English Language A Level

English Language A Level

This course is designed to provide a framework for the study of language and the practice of

communication skills. It will help you to understand the role language plays in your life, and to formulate

answers to questions such as:

  • What can language do, and how can we use language most effectively?

  • How and why does language vary?

  • How do we acquire language skills and how do they develop and change?

  • What role does language play in our sense of identity and our relationships?

  • What attitudes do most people hold towards different kinds of language?

  • How does language communicate social values?

There is plenty of potential for applying what you learn to authentic situations and to topics that are relevant to your personal life, your interests and your educational or vocational aspirations. You will put what you learn into practice!

Exam topics include:

  • Language and the Individual

  • Variety in Language

Before you explore these topics, you will be introduced to:

  • Systematic frameworks for analysis which will equip you with a ‘tool-kit’ for describing what you observe in the course of your studies.

  • Theories about language, which you will use throughout the course.

The following will be considered:

  • Language acquisition and development (how children learn to talk; how our language skills continue to

  • develop)

  • Language change

  • Individual research project into a language topic of your choice.

  • Media text and commentary at A Level, non-examination assessment is worth 20% of your final mark.

Entry requirements

In order to be considered for an A Level programme of study, you will need to obtain a minimum of five GCSEs at a grade 4/C or above. Specific entry requirements for this course are detailed below.

You should have at least a Grade 4 or GCSE Grade C in English Language and English Literature, with one

of those grades being a 5 or higher.

You should be interested in how language works, and in the many varieties of English there are.

You should want to develop your range of writing skills, likes discussions and research, and enjoys analytical tasks involving close attention to detail. You should also have an interest in people and how we interact.

Whilst care has been taken to ensure that information is correct at time of going to press, national changes to all subjects mean that the exact content is not guaranteed.

Please note that these entry grade requirements may differ to those published in the 2019 prospectus. Grade requirements as detailed here and on the website should always be used as the most accurate and up-to-date


Future career and study opportunities

An A Level in English Language can lead to a Higher Education course in this or many other related

subjects, or to any career which demands good, precise communication skills and an analytical understanding of English and language in general.

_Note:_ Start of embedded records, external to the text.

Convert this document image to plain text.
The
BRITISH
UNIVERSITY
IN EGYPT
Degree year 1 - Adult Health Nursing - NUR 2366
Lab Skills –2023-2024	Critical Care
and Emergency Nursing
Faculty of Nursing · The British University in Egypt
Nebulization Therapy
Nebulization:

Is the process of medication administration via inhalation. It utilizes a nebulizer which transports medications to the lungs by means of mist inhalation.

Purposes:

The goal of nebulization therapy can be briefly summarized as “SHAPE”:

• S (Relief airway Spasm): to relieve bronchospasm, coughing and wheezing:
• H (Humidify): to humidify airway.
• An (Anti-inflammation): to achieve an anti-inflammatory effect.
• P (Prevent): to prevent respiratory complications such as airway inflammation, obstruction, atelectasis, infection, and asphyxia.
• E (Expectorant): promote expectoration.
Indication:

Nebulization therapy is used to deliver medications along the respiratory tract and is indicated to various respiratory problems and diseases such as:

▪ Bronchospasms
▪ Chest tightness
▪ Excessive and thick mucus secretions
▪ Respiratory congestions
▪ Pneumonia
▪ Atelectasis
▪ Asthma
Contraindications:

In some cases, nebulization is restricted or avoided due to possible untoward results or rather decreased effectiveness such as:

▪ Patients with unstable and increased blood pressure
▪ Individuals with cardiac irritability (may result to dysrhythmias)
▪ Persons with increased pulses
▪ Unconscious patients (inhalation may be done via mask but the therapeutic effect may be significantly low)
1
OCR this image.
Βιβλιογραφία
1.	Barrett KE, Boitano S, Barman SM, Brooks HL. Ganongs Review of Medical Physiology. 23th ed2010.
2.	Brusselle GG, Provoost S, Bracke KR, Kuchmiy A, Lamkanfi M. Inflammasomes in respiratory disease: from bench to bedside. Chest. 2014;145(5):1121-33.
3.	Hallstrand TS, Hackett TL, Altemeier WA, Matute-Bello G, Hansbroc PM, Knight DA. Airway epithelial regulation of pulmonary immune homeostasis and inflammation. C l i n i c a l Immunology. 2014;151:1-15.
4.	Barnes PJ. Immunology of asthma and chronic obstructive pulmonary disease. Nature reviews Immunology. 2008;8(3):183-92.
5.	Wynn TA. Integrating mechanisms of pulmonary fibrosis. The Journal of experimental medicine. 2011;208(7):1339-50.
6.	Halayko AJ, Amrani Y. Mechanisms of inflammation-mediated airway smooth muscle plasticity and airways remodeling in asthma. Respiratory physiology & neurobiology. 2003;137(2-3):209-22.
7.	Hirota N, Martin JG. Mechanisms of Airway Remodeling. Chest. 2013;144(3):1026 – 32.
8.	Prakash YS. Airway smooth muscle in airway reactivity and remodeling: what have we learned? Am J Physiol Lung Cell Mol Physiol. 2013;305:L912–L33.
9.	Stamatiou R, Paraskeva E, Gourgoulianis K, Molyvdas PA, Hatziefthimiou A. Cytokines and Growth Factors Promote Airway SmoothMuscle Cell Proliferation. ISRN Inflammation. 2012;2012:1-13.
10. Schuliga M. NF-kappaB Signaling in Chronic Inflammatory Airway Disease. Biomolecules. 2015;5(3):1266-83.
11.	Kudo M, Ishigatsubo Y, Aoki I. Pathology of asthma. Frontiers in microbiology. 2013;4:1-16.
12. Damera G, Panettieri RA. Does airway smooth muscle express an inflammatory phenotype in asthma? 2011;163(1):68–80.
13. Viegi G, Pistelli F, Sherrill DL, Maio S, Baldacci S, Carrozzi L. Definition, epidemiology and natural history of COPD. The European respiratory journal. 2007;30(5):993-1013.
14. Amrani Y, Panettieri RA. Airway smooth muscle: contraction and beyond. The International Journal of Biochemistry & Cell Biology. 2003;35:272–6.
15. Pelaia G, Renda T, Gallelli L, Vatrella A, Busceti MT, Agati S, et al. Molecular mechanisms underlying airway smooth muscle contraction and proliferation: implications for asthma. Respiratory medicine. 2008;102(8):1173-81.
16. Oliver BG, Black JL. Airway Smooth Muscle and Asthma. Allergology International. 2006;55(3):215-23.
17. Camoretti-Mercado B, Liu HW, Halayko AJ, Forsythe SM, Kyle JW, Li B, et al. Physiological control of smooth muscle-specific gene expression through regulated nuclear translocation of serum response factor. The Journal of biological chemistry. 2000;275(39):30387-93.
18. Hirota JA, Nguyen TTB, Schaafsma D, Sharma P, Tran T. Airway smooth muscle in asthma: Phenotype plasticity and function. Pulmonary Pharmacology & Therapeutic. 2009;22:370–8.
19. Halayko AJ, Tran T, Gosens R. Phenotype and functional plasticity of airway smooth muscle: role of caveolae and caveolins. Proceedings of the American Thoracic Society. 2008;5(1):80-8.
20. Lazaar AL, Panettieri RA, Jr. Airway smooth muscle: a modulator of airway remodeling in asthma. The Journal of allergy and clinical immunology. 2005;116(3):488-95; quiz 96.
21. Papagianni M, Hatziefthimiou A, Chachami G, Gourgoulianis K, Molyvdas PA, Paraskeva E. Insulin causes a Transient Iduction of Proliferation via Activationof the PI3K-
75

Examples of such careers might include speech therapy, management, teaching, law, journalism, media

work or accountancy.

All employers will appreciate the ability to understand complex texts, to organise material and structure documents and thoughts, and will value employees who can express themselves fluently and with confidence, as well as write effectively.

A Level English Language will combine extremely well with almost all other subjects, though it cannot be

combined with other English courses.

NB: A few universities specify English Literature or English Language and Literature at A Level as an entry requirement for an English degree. Please check this when you make your A-Level English choice.

We have good links with university linguistics departments and offer opportunities for visits to the universities. We also host university lecturers at New College.

Work experience/Careers Extra

This course does not contain a specific work experience component but many of the skills you will learn are essential to employability. If needed, our Employability Team can help you find local work placements that will support the course.

Additional resources/costs

You will need to provide your own stationary. The College’s Learning Resource Centre is well stocked with a variety of daily and Sunday newspapers and journals, support materials, past papers and exemplar to support your studies.